A second wave, digitizing freight
No strangers to carving out new business models, Cristol and Bergevin were the first two sales hires at Uber, and their first project was building out Uber Eats in addition to Uber’s final-mile businesses.
There they were exposed to issues that went beyond mobility to touch on complex delivery and supply chain challenges. Uber Freight grew out of that experience, said Cristol, who along with Bergevin left the digital brokerage in early 2019 to work at Turvo, a real-time logistics platform, before founding ISO — in the middle of a pandemic.
COVID-19-related remote working environments have intensified demand for collaborative software tools, Cristol said, while surging e-commerce demand is putting more pressure on shippers to meet retailers’ high performance standards.
Starting this month, for example, Walmart is requiring its suppliers and their carriers to deliver all orders as the retailer required and by their “must-arrive-by” dates 98% of the time or be fined 3% of the cost of the goods.

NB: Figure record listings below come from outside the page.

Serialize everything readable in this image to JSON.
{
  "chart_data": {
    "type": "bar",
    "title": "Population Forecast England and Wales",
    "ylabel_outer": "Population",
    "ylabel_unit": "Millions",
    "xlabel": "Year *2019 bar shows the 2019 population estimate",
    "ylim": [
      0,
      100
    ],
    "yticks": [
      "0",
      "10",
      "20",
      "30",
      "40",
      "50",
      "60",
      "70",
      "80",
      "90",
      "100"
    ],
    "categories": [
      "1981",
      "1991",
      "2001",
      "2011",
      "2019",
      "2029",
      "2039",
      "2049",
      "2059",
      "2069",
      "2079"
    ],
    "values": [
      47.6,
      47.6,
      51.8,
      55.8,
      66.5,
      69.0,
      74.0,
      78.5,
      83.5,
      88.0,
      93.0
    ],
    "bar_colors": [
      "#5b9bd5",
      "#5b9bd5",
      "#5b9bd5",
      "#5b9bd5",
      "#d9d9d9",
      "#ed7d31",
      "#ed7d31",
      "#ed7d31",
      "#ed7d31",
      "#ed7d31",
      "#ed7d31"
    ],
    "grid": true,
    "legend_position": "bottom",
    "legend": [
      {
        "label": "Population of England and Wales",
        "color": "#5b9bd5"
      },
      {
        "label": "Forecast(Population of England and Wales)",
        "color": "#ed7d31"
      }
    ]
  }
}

“For us there couldn’t be a better time for us to bring a solution to market,” Cristol said.
Reflecting on what appears to be a second wave of supply chain tech startups started by Uber Freight alums, Cristol said listening to customers’ needs prompted the ISO team to go beyond brokerage to tackle other workflow problems.
The solutions aren’t quick fixes, he emphasized. “They take time, a lot of good engineering. Fully automating the entire supply chain can’t be done overnight.”